Habit hab·it [hab-it] –noun
1. an acquired behavior pattern regularly followed until it has become almost
involuntary: the habit of looking both ways before crossing the street.
involuntary: the habit of looking both ways before crossing the street.
2. customary practice or use: Daily bathing is an American habit.
3. a particular practice, custom, or usage: the habit of shaking hands.
4. a dominant or regular disposition or tendency; prevailing character or quality: She has a habit of looking at the bright side of things.
Recent occurrences in my life had me face myself in the mirror and really see my reflection. Gathered information from various places had me analyze myself, my circumstances and my goals for the future. I found myself in a hamster wheel, running in circles and just like the friendly mouse Pinky from Pinky and the Brain, I thought I was finally getting somewhere. I guess we all know, the distance travelled on a treadmill can be electronically measured, but do we actually get anywhere?
I was faced with a decision. I needed my life to change. I was not meant to stay in this situation forever and everything I did was keeping me in the same spot I had been in for years. I had to stop pointing my fingers at the world and I had to look into myself to make changes in my thoughts and actions. I discovered that I was protecting myself, but not in a healthy way. My growth was minimal because I was too busy asking questions instead of looking for answers, and when I was given answers that I didn't like I pretended not to hear.
The saying ignorance is bliss is devastatingly wrong, for a fool can only lead the blind. I not only wanted answers, I wanted the truth. Yet I was not receiving every message that was being sent my way. I needed something powerful to hit me in the face and push me in the right direction. I was willing to do the work, but I didn't know where to start or what part to start on. I had no idea what was wrong with me, I thought I was well on my way. However, when the same thing happens to you over and over again, no matter which direction you go, you can only assume that everyone and everything else is not the problem, I'm the problem. But what could my problem possibly be?

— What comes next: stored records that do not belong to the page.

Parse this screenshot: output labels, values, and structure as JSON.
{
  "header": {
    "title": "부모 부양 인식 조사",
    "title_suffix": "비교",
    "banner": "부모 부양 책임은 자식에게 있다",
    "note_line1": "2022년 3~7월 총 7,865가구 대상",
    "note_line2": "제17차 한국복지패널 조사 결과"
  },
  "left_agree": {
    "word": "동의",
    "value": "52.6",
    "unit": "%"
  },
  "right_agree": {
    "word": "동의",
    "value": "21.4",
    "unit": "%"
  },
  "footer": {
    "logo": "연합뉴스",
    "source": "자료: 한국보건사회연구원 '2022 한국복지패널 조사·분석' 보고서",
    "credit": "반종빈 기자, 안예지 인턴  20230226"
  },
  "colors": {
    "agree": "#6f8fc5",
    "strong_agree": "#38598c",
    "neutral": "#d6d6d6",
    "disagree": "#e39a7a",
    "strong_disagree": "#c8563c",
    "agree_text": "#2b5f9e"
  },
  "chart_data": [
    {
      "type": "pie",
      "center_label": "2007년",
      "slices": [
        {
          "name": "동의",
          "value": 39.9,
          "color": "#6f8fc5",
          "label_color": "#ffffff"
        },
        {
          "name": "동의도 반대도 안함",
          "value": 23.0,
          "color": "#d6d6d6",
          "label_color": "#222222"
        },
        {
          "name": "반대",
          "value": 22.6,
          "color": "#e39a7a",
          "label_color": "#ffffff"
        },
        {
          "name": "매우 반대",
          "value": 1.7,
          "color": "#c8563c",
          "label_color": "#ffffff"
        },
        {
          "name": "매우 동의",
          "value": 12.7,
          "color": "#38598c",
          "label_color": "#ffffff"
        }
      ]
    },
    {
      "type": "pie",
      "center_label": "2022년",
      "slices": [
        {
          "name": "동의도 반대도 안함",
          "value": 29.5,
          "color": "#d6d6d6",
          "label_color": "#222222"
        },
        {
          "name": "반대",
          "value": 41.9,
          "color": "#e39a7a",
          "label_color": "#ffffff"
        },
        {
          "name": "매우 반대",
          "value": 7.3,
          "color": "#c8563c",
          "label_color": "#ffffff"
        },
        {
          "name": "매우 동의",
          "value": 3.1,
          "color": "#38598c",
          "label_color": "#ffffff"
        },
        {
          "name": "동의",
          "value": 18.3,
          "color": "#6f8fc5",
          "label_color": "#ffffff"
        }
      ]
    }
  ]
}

I knew I had trust issues. I knew I had been through a rough life. I know my past is not the most honorable past, but I had moved on and let that side of me go... or did I?
Regardless as to what I knew I was or was not, I couldn't pin point the problem. It took going through one last painful experience to get a grasp of my reality. I was living in the past. Everything I did was compared to the past and as I sat back and watched everything unfold before my eyes as I predicted (not realizing I had set it up that way) I would wait for the end result and say I told you so to those close to me. Each new opportunity to create a new future was hampered by my subconscious need to protect myself by reliving my past in an unhealthy manner. This past conflict between the old me and the part of me fighting to become the new me led me to discover where the problem was and where it had been for so long.

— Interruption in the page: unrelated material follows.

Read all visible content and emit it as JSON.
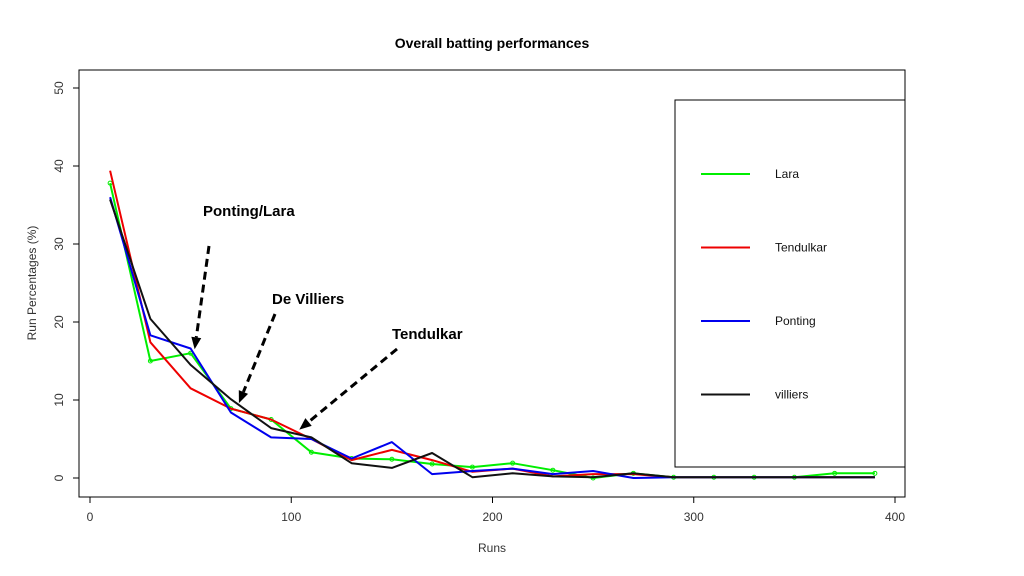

I was a creature of habit. I thought I could hold grudges and sweep things under the rug and still be able to move forward with my life. I had forgotten to forgive and chose to forget, so I was obliquely reliving the circumstances in order to remind myself that I needed closure. When there is a lesson that you need to learn and you don't learn it, you find that you go through the same situations over and over again until you can get the teachings you are supposed to be receiving. It took me ten years to get the transmissions; I needed to forgive those that wronged me and I needed to take it a step further and forgive myself. Unfortunately, I had grown accustom to living my life and responding to scenarios according to how I had always done it. I was a glutton for punishment because instead of changing the things that didn't work, I had become habitual with my behaviors. It was natural for me to respond in the manner of which I did to each episode of my life.
I found myself grappling with my responsibilities. I knew what I had to do, but how do I do it? Change is not easy, especially with parts of your person who don't require thoughts for response. I had gone through the list of people in my past I felt I needed to truly forgive and let go of pieces of my life that made me who I am today, but I also had to prevent myself from reacting to a wide variety of circumstances that resembled my past to truly move on.
Like an addict, I have subjected myself to recovery. My body is physically withstanding and rejecting the treatment. My mind tries to convince me that one last time will prove that I don't need to change. My heart reassures me that this is a natural process and in order to heal, to really heal, I have got to get through this, one step at a time. From the beginning to the end, I have to retrain everything about who I had become to improve. There is no easy road or short cut and the path is painful. I have to go straight in, straight through in order to come out straight.
This is my life and I have to take claim of it. I have to ensure I get to where I am meant to go. I have to strive for cultivation instead of stagnation. The true predictor of whether or not my internal changes have worked is time. With each days that pass and every opportunity to respond to similar events in life I get to practice being the person I desire to be. I take the time needed to process information before speaking. I stop, I look, and I listen. It is in my obedience that I find a result that alters my perception and offers alternatives I had never known. It is those new results I discover positive reinforcements encouraging me to persist.